待冯公主上了马车,锦云才为她端水喂药。
不过须臾,脸色便瞧着好多了,只是那双眼睛空洞得很。
“死了一个,又来一个。差羽被她迷得五迷三
道,有家都不回,谁成想这丫头竟是别苑里头洗衣洒扫的…”冯公主喃喃,“来了个真的,本以为可借刀杀人,萧瑧这时候倒做起好人来,这世上还有人比他歹毒么?!”

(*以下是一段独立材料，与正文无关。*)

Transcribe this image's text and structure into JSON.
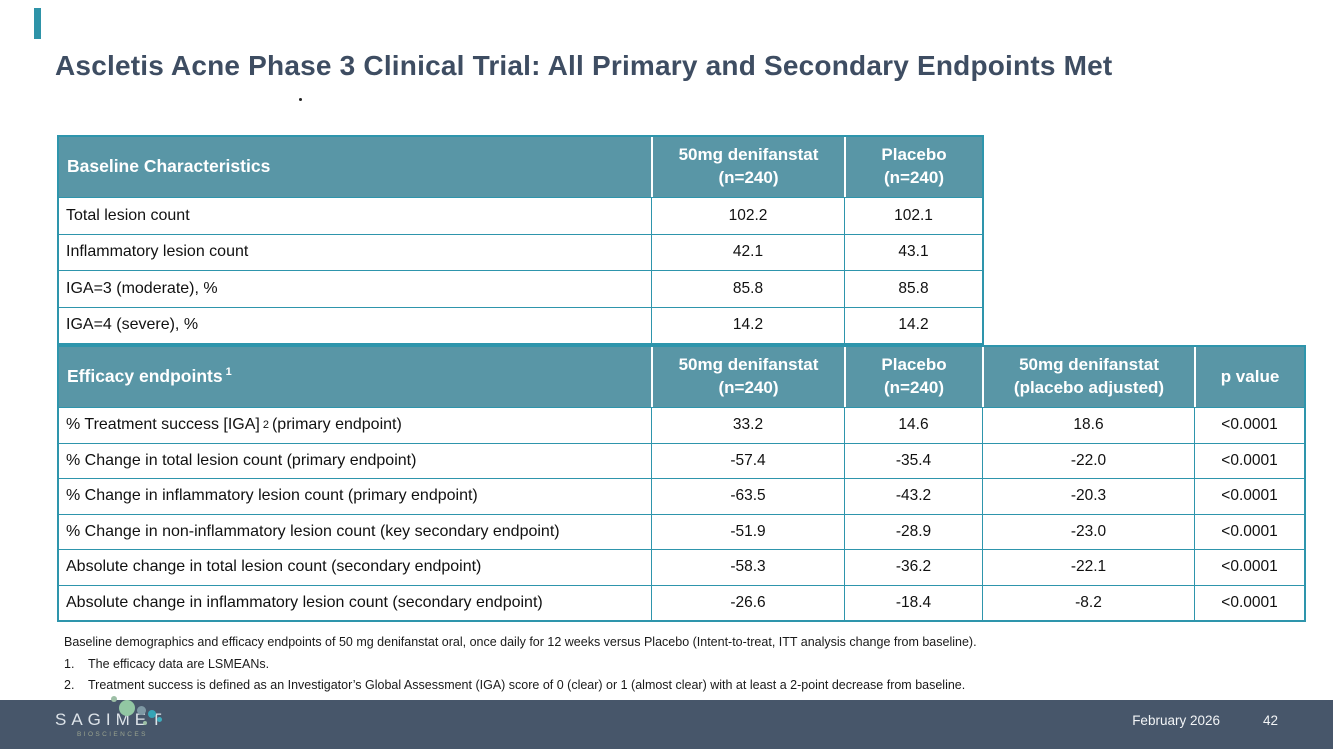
{
  "slide": {
    "title": "Ascletis Acne Phase 3 Clinical Trial: All Primary and Secondary Endpoints Met",
    "accent_color": "#2E93A8",
    "table_header_color": "#5996A6",
    "table_border_color": "#2E95AC"
  },
  "baseline_table": {
    "title": "Baseline Characteristics",
    "columns": [
      {
        "line1": "50mg denifanstat",
        "line2": "(n=240)"
      },
      {
        "line1": "Placebo",
        "line2": "(n=240)"
      }
    ],
    "rows": [
      {
        "label": "Total lesion count",
        "values": [
          "102.2",
          "102.1"
        ]
      },
      {
        "label": "Inflammatory lesion count",
        "values": [
          "42.1",
          "43.1"
        ]
      },
      {
        "label": "IGA=3 (moderate), %",
        "values": [
          "85.8",
          "85.8"
        ]
      },
      {
        "label": "IGA=4 (severe), %",
        "values": [
          "14.2",
          "14.2"
        ]
      }
    ]
  },
  "efficacy_table": {
    "title": "Efficacy endpoints",
    "title_sup": "1",
    "columns": [
      {
        "line1": "50mg denifanstat",
        "line2": "(n=240)"
      },
      {
        "line1": "Placebo",
        "line2": "(n=240)"
      },
      {
        "line1": "50mg denifanstat",
        "line2": "(placebo adjusted)"
      },
      {
        "line1": "p value",
        "line2": ""
      }
    ],
    "rows": [
      {
        "label_pre": "% Treatment success [IGA]",
        "sup": "2",
        "label_post": "(primary endpoint)",
        "values": [
          "33.2",
          "14.6",
          "18.6",
          "<0.0001"
        ]
      },
      {
        "label_pre": "% Change in total lesion count (primary endpoint)",
        "sup": "",
        "label_post": "",
        "values": [
          "-57.4",
          "-35.4",
          "-22.0",
          "<0.0001"
        ]
      },
      {
        "label_pre": "% Change in inflammatory lesion count (primary endpoint)",
        "sup": "",
        "label_post": "",
        "values": [
          "-63.5",
          "-43.2",
          "-20.3",
          "<0.0001"
        ]
      },
      {
        "label_pre": "% Change in non-inflammatory lesion count (key secondary endpoint)",
        "sup": "",
        "label_post": "",
        "values": [
          "-51.9",
          "-28.9",
          "-23.0",
          "<0.0001"
        ]
      },
      {
        "label_pre": "Absolute change in total lesion count (secondary endpoint)",
        "sup": "",
        "label_post": "",
        "values": [
          "-58.3",
          "-36.2",
          "-22.1",
          "<0.0001"
        ]
      },
      {
        "label_pre": "Absolute change in inflammatory lesion count (secondary endpoint)",
        "sup": "",
        "label_post": "",
        "values": [
          "-26.6",
          "-18.4",
          "-8.2",
          "<0.0001"
        ]
      }
    ]
  },
  "footnotes": {
    "intro": "Baseline demographics and efficacy endpoints of 50 mg denifanstat oral, once daily for 12 weeks versus Placebo (Intent-to-treat, ITT analysis change from baseline).",
    "items": [
      {
        "num": "1.",
        "text": "The efficacy data are LSMEANs."
      },
      {
        "num": "2.",
        "text": "Treatment success is defined as an Investigator’s Global Assessment (IGA) score of 0 (clear) or 1 (almost clear) with at least a 2-point decrease from baseline."
      }
    ]
  },
  "footer": {
    "logo_text": "SAGIMET",
    "logo_subtext": "BIOSCIENCES",
    "date": "February 2026",
    "page_number": "42",
    "bar_color": "#47566A"
  }
}
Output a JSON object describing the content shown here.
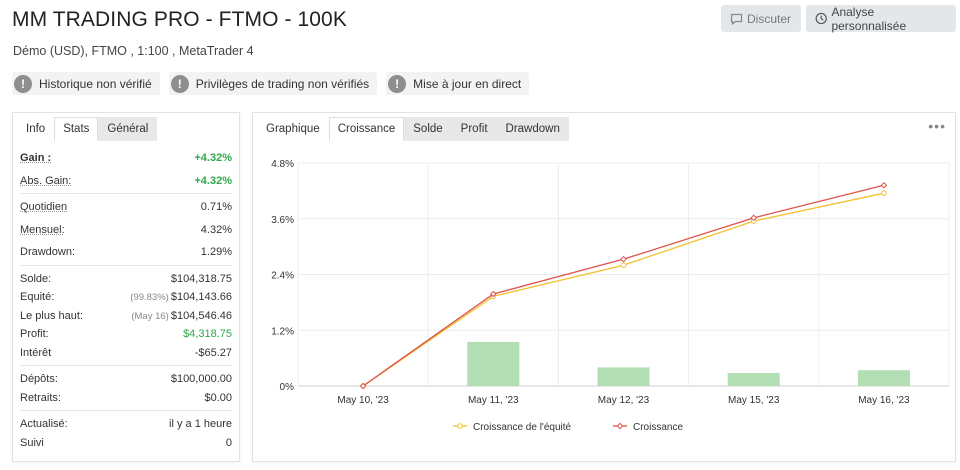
{
  "header": {
    "title": "MM TRADING PRO - FTMO - 100K",
    "subtitle": "Démo (USD), FTMO , 1:100 , MetaTrader 4",
    "discuss_label": "Discuter",
    "analyse_label": "Analyse personnalisée"
  },
  "badges": [
    {
      "icon": "exclamation-icon",
      "label": "Historique non vérifié"
    },
    {
      "icon": "exclamation-icon",
      "label": "Privilèges de trading non vérifiés"
    },
    {
      "icon": "exclamation-icon",
      "label": "Mise à jour en direct"
    }
  ],
  "left_tabs": [
    "Info",
    "Stats",
    "Général"
  ],
  "stats": {
    "gain": {
      "label": "Gain :",
      "value": "+4.32%"
    },
    "abs_gain": {
      "label": "Abs. Gain:",
      "value": "+4.32%"
    },
    "quotidien": {
      "label": "Quotidien",
      "value": "0.71%"
    },
    "mensuel": {
      "label": "Mensuel:",
      "value": "4.32%"
    },
    "drawdown": {
      "label": "Drawdown:",
      "value": "1.29%"
    },
    "solde": {
      "label": "Solde:",
      "value": "$104,318.75"
    },
    "equite": {
      "label": "Equité:",
      "pre": "(99.83%)",
      "value": "$104,143.66"
    },
    "plus_haut": {
      "label": "Le plus haut:",
      "pre": "(May 16)",
      "value": "$104,546.46"
    },
    "profit": {
      "label": "Profit:",
      "value": "$4,318.75"
    },
    "interet": {
      "label": "Intérêt",
      "value": "-$65.27"
    },
    "depots": {
      "label": "Dépôts:",
      "value": "$100,000.00"
    },
    "retraits": {
      "label": "Retraits:",
      "value": "$0.00"
    },
    "actualise": {
      "label": "Actualisé:",
      "value": "il y a 1 heure"
    },
    "suivi": {
      "label": "Suivi",
      "value": "0"
    }
  },
  "chart_tabs": [
    "Graphique",
    "Croissance",
    "Solde",
    "Profit",
    "Drawdown"
  ],
  "more_icon": "ellipsis-icon",
  "colors": {
    "croissance": "#e0524a",
    "equite": "#f2c12e",
    "bars": "#b3deb3",
    "profit_green": "#2da84a"
  },
  "chart_data": {
    "type": "line",
    "categories": [
      "May 10, '23",
      "May 11, '23",
      "May 12, '23",
      "May 15, '23",
      "May 16, '23"
    ],
    "series": [
      {
        "name": "Croissance de l'équité",
        "type": "line",
        "values": [
          0,
          1.93,
          2.6,
          3.55,
          4.15
        ]
      },
      {
        "name": "Croissance",
        "type": "line",
        "values": [
          0,
          1.98,
          2.73,
          3.62,
          4.32
        ]
      },
      {
        "type": "bar",
        "values": [
          0,
          0.95,
          0.4,
          0.28,
          0.34
        ]
      }
    ],
    "y_ticks": [
      "0%",
      "1.2%",
      "2.4%",
      "3.6%",
      "4.8%"
    ],
    "ylim": [
      0,
      4.8
    ],
    "grid": true,
    "legend_position": "bottom"
  }
}
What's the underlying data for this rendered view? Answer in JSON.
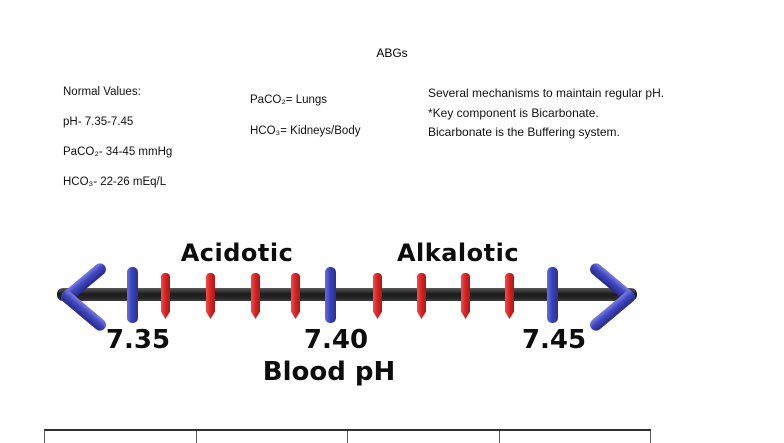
{
  "page": {
    "title": "ABGs"
  },
  "normal_values": {
    "heading": "Normal Values:",
    "lines": [
      "pH- 7.35-7.45",
      "PaCO₂- 34-45 mmHg",
      "HCO₃- 22-26 mEq/L"
    ]
  },
  "organ_map": {
    "lines": [
      "PaCO₂= Lungs",
      "HCO₃= Kidneys/Body"
    ]
  },
  "notes": {
    "lines": [
      "Several mechanisms to maintain regular pH.",
      "*Key component is Bicarbonate.",
      "Bicarbonate is the Buffering system."
    ]
  },
  "diagram": {
    "type": "scale",
    "axis_title": "Blood pH",
    "region_labels": [
      "Acidotic",
      "Alkalotic"
    ],
    "tick_labels": [
      "7.35",
      "7.40",
      "7.45"
    ],
    "major_tick_x": [
      72,
      270,
      492
    ],
    "minor_tick_x": [
      106,
      151,
      196,
      236,
      318,
      362,
      406,
      450
    ],
    "colors": {
      "major_tick": "#3a41bd",
      "minor_tick": "#da2424",
      "axis_bar": "#1d1d1d",
      "arrow": "#4046c2",
      "text": "#0c0c0c"
    }
  },
  "table": {
    "column_count": 4,
    "visible_rows": 0
  }
}
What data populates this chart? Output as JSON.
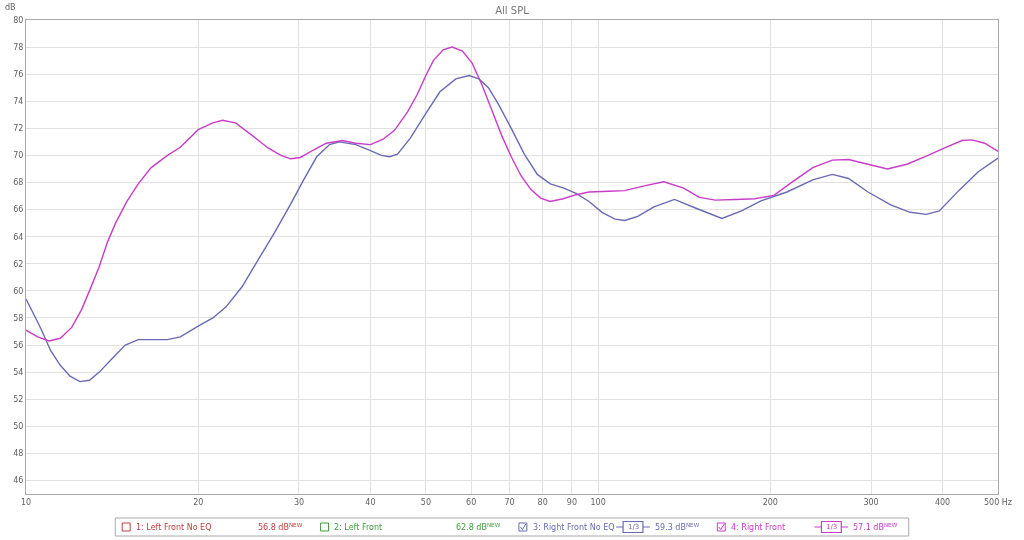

“不过一个小丫头罢了,何苦为难着自己。简王就是那般性子,瞧着正经,心却黑得很。这丫头落在他手中,只怕刑具走不过一遍,命就去了半条。”锦云道,“殿下要风得风要雨得雨,想磋磨个贱奴,日后机会多的是,不在一时。”
冯公主的眼神渐渐聚焦成了一个点儿。
她忽地坐起身来,面上也多了些许光彩。
“这个方法妙。若那丫头死在狱中,那也是他萧瑧的事。”冯公主奇异地笑着,“既能去掉一个心头大患,又能摘得干净。”
锦云点头,又道:“那,太子妃的亲妹妹…”
想起那张脸,冯公主便又一阵儿头疼。
“乡下来的哑女罢了,能翻起多大的水花来?”冯公主重新躺好了,蹙着眉头道,“只不能言语便失了在人前路面的机遇,离京前想法子将她和她家那老太婆赶走便是。”